Конь, казалось, прислушивался к их словам, поводил ушами, шевелил белой верхней губой.

Эля кивала, но мужчина на нее уже не смотрел.

— Алька, может, закончим на сегодня? Что-то тебя Лёник не слушается.

От этого детского, словно из прошлой жизни прозвища вдруг стало хорошо. Алька… Это от Олега или от Александра?

— Я галопом пройду? — Мальчишка смахнул с носа набежавшую каплю.

— Ты его не поднимешь.

— Подниму!

— Отшагивать потом придется.

— Отшагаю.

— Дождь!

— Не снег.

— Ну, иди! — И, повернувшись к Эле, бородатый позвал: — Пошли в тренерскую.

Эля не сразу поняла, что это говорят ей, засмотревшись на всадника. Упрямый мальчишка Алька боролся с конем. Животное не слушалось: не поворачивалось и вообще не двигалось с места.

Бородатый уходил. Эле пришлось его догонять.

— А почему он не слушается? — спросила испуганно. Если все лошади буйные, какое же в этом удовольствие?

— Алька? — Быстрый взгляд, улыбка в усы.

— Конь.

— Ленивый.

Сзади раздался тяжелый топот. Конь шел неспешным галопом по дальней кромке площадки. Алька сидел, вцепившись в повод, но это не помогло. Стоило коню повернуть и увидеть дорожку к конюшням, он прибавил скорости, невероятно резво для своей комплекции проскакал по диагонали и понес всадника к деревьям, за которыми начинался асфальт.

— Держи его, держи! — весело прикрикнул мужчина.

Справиться с конем Альке удалось только под деревьями. Конь упирался и довольно пофыркивал. Мальчишка размазывал по лицу грязь и упрямо поджимал губы.

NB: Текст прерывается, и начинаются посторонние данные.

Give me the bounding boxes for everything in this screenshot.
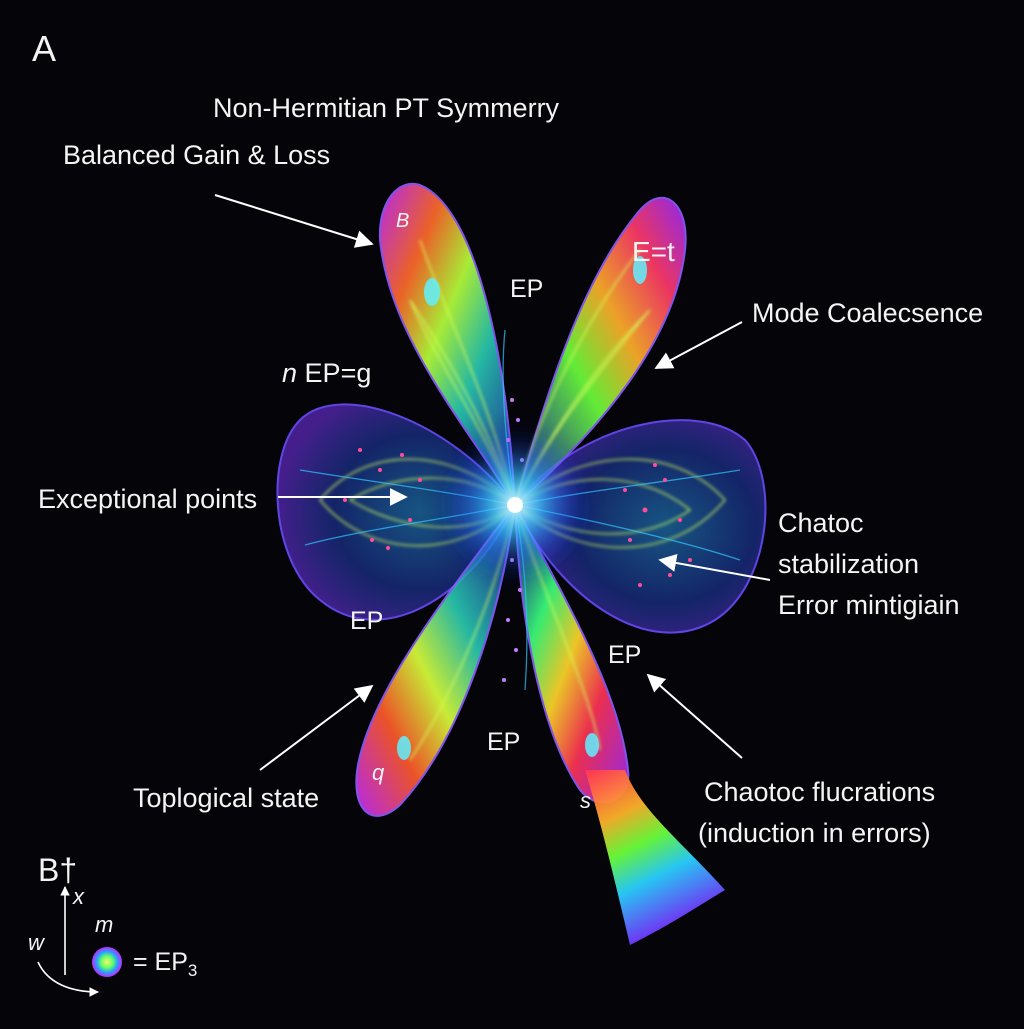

— И отшагать три круга! — напомнил мужчина, уводя Элю к двухэтажному деревянному домику.

— А они все такие? — робко спросила она.

Радужная картинка с чистенькими послушными лошадками, красивыми наездниками и полями с зеленой травкой поблекла.

— А! — отмахнулся мужчина. — Эти двое постоянно воюют.

По этому легкому жесту Эля окончательно убедилась, что человеку, идущему рядом с ней, не так уж и много лет. Лет двадцать. Еще не старик. Зачем ему борода?

— Я про лошадь.

— Это конь. Лёник. Ты-то когда-нибудь на лошади сидела?

— В деревне.

— А хромаешь почему?

— Со ступенек упала. В детстве. Давно уже. Я и не замечаю.

— Нога болит?

— Нет. А что, из-за этого меня не возьмут?

— Чего не взять-то? Если нога не болит, ходи на здоровье. Стремена можно сделать разной длины, чтобы было удобней.

Эля снова посмотрела на плац. Мальчишка справился с конем, и теперь они шагали вдалеке. Оба мокрые и понурые.

— А вы всегда в дождь ездите? — забеспокоилась Эля.

— Нет, в дождь мы обычно не ездим. Алька настоял. Не захотел в крытом манеже. Тебе в эту дверь. Там Семен Петрович. Все у него и узнаешь.

Похлопывая себя по карманам, мужчина зашагал в сторону длинного приземистого здания с высокой треугольной крышей.

Когда Эля уходила, парня на площадке уже не было. В глубокие лошадиные следы, оставшиеся на земле, собрались дождевые лужицы.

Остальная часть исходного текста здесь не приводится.